Brother's Keeper | Documentary 8 of 100

I became an instant Joe Berlinger fan about 10 minutes into watching his most recent film, Crude, which screened last fall for a week at the Varsity in Seattle. After watching that as-it-happens legal drama, which pitted native people in Ecuador against Chevron, I want to see everything this documentary filmmaker has ever done. First top: Brother’s Keeper, his first feature length documentary (which he co-directed with Bruce Sinofsky).

Crude was about a courtroom battle (with most of the action filmed outside of the courtroom) and so is Brother’s Keeper. But in both films, there’s not much tedious back-and-forth argument between attorneys in a courtroom. From a filmmaking perspective, what I found remarkable about Brother’s Keeper was the fact that the story builds like a Hollywood thriller toward a climax in the courtroom. Berlinger takes us into the lives of the defendant, a man accused of murdering his brother.

The film is classic verite. That makes sense given Sinofsky’s background – he worked as an editor for the verite pioneering Maysles brothers in New York before partnering with Berlinger in 1991 to create his own production company, Creative Thinking International. But what most impresses me the way Sinofsky and Berlinger put this film together is the care they must have taken in selecting which story to tell. All of the classic elements were there – this story was a major media event at the time, because it involved accusation of assisted suicide as well as murder, and the entire local community supported the accused. All the juicy elements of conflict were in place, so it really didn’t matter how the case went in court – it was going to be a good film no matter what. And that’s my big takeaway from this film: pick stories where the conflict is so great that people will stay on the train until it reaches its destination without getting off early.

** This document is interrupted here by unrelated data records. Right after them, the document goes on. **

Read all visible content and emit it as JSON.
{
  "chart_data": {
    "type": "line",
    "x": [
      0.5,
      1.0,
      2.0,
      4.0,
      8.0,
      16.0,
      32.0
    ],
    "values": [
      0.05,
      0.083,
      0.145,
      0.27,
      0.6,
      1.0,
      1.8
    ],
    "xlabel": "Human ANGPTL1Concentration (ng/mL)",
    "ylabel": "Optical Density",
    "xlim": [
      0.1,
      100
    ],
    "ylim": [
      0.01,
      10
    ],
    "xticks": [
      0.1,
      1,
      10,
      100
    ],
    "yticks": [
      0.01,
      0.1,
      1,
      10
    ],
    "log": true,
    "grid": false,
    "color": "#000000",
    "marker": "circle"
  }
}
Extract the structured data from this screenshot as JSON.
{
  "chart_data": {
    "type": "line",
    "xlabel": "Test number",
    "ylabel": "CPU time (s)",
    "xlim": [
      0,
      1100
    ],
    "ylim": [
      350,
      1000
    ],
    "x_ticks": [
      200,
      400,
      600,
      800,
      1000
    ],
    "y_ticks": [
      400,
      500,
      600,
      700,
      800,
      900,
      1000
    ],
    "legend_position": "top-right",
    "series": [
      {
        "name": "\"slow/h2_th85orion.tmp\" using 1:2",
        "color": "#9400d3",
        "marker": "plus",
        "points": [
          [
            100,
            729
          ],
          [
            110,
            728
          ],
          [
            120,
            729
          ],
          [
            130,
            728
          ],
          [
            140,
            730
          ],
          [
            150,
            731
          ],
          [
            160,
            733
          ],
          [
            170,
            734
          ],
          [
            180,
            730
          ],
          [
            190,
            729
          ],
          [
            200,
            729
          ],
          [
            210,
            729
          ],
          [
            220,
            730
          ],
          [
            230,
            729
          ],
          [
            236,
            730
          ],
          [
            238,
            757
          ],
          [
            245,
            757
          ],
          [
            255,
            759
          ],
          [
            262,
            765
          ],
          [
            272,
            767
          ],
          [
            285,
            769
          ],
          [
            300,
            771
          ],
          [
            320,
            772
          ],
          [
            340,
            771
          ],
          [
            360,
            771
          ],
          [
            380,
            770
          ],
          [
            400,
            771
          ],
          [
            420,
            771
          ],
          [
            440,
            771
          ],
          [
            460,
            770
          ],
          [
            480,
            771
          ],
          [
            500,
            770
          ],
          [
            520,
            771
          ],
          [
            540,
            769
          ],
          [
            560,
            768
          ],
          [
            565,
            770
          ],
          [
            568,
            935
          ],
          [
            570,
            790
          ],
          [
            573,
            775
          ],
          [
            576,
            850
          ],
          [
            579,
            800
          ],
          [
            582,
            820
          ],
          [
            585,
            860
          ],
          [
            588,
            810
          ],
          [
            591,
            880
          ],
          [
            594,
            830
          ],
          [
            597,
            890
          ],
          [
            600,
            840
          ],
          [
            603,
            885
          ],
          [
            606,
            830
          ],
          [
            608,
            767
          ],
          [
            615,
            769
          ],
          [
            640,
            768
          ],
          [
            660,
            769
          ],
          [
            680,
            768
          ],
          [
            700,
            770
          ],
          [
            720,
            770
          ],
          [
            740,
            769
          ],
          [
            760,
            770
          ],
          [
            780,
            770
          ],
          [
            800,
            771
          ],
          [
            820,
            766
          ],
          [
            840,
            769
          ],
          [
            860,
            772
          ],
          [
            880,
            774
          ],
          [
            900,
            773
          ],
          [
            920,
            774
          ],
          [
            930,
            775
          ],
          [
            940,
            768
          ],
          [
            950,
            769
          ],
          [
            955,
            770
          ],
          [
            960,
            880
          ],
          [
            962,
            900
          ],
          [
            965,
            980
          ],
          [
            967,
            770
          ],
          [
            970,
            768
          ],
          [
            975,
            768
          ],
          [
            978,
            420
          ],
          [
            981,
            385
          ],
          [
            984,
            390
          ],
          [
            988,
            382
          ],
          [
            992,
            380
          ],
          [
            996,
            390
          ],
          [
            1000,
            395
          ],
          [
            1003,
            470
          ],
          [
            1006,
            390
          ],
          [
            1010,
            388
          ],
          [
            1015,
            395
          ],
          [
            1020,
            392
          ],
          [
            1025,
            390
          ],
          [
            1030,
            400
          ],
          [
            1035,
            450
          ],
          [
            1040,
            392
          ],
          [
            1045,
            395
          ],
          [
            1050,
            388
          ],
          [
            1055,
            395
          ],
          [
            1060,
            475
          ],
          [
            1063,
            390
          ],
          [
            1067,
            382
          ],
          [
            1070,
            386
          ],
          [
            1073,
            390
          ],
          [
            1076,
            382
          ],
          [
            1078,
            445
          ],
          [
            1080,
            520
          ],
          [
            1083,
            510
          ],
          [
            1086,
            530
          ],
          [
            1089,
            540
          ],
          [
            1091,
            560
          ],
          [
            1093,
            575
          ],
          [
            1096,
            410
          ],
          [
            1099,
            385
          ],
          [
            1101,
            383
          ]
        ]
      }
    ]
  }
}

The film appears to have been shot mostly from a shoulder mounted camera, which was on sticks a lot. There’s brief but frequent music use that helps creating a feeling for the place where the drama happens – down-home violin music which feels like a barn yard. I noticed also that they lit many of the interior scenes with one or two hot lights, in such a way that the lighting doesn’t call attention to itself.

You can hear the voice of the filmmakers frequently, asking the questions and interacting with the brothers. That works very well as an approach here, and something I’m tempted to try out myself. But the filmmakers do not enter the frame (although Berlinger at one point almost entered the frame and you can hear him protesting that he doesn’t want to “be in the film.”) Camera movement doesn’t call attention to the techniques being used – that is, no dolly moves or anything like that.

The way the film is structured, with pauses between the interview segments to show b-roll of the farm with ominous music chords works very well, before we go back to next interview. And we hear depositions from lawyers and prosecutors but we don’t SEE them until much later in the film, a very effective technique. This is a technique I’m going to use a LOT in my films because more than any single technique, showing one thing while hearing something else is a very powerful way to hold viewer’s attention and add a third layer of meaning to what’s being shown AND what’s being said. The sum is greater than the parts when this is done well.

Another interesting observation: they don’t ID the people portrayed, they just show them, and you have to guess who the person is based on the clues they provide and the context. This helps make it feel more like a narrative film, and less like a documentary, and I like it. Another thing that adds visual interest: virtually all of the people included in the film are OLD. Really old. And they look really interesting with the texture of their faces and the way they talk.

Traveling shots with brothers riding on tractor create a sense of the film being pulled forward and helps get us from one interview to the next. Part of the fun is the long sequences in which we hear filmmakers asking questions and hear the answers aparently without cuts, so it feels very real and immediate and trustworthy. Joe asks obvious and human questions, like “Didn’t you have a girlfriend? Why not?” One very important observation: the filmmakers do NOT stammer or have to restate their questions – they just ask them, simply and directly. They are good conversationalists with a lot of clarity in their speech. They ask a lot of simple, probing questions, such as “Why” and “Why not?”

The farmers do answer frequently in simple “yes” and “no” style, which normally doesn’t work for an interview, but which helps establish them as simple, salt-of-the-earth people, and partly explains why the filmmakers included themselves – because the simple answers need the voice of filmmaker for context to the question.

Great use of signs to establish where the action is happening – sign of state police before we find outselves in an interview with a police officer tells us that we are inside that building for the interview. We see the farmers continuing their simple life while the courtroom drama unfolds on the sound track. Nice cuts of people getting into car and driving away as a transition.

Finally, the climax of the film happens when the case goes to trial. The camera is allowed in the courtroom, and after the jury deliberates, they reach a verdict and we are on the edge of our seats as is every single person in the courtroom to see the result, which is the stuff of classic story climax. After that, the film wraps up very quickly – we see the main characters congratulated by members of the community, and the main character says “it feels like I’m going to start over again,” gets on a tractor, and rides off into the rest of his life. Nice way to tie it up.